I don't believe we would actually be able to see the flash from an impact from Earth. However, Chesley says that this size of an impact should create a dust plume that could be detected by one of the orbiters; even the rovers could detect a change in the dust component of the sky. And of course a 1-kilometer crater would be a pretty big target for HiRISE and CRISM on Mars Reconnaissance Orbiter -- in fact, that's quite big enough to be an interesting target for all the cameras on all the orbiters at Mars. You'd probably need to spot it first with one of the lower-resolution cameras, then zero in for a detailed look with one of the higher-resolution ones.
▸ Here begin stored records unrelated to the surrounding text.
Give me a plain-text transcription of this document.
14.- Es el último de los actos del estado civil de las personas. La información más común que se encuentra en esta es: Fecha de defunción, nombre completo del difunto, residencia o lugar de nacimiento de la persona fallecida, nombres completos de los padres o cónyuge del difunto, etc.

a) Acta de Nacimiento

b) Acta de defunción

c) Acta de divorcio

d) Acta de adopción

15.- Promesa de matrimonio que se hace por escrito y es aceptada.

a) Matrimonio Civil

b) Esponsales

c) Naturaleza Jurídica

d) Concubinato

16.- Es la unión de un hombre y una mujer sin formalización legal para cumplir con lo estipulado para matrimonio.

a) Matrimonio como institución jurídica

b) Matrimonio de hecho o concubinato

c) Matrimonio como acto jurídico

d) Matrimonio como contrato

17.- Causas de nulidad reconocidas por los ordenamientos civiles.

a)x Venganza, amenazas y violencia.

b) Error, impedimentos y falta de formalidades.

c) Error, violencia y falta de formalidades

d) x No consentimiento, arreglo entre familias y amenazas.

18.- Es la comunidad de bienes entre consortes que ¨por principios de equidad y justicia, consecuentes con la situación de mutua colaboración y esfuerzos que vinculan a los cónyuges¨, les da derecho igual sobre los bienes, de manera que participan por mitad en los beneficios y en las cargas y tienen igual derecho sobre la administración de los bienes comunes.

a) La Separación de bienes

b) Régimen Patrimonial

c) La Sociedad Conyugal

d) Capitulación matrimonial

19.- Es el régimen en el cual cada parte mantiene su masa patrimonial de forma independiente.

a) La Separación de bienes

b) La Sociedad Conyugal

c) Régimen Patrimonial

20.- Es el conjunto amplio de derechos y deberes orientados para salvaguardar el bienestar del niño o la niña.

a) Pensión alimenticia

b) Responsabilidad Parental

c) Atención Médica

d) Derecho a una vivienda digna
It's best not to get too excited, because the likelihood of an impact is pretty low. But it's certainly worth following up on to see if celestial mechanics will supply us with a natural experiment to study what happens when rocks slam in to planets. Unfortunately, from what Chesley says in a JPL podcast on the topic, it doesn't seem like this is a situation where amateurs will be able to do much to help the tracking effort; he says that "some of the biggest telescopes on the planet" will be required to do the followup. I expect I will be following up later this month to tell you that WD5 will miss Mars -- but I sure hope that WD5 turns out to have Mars' name on it!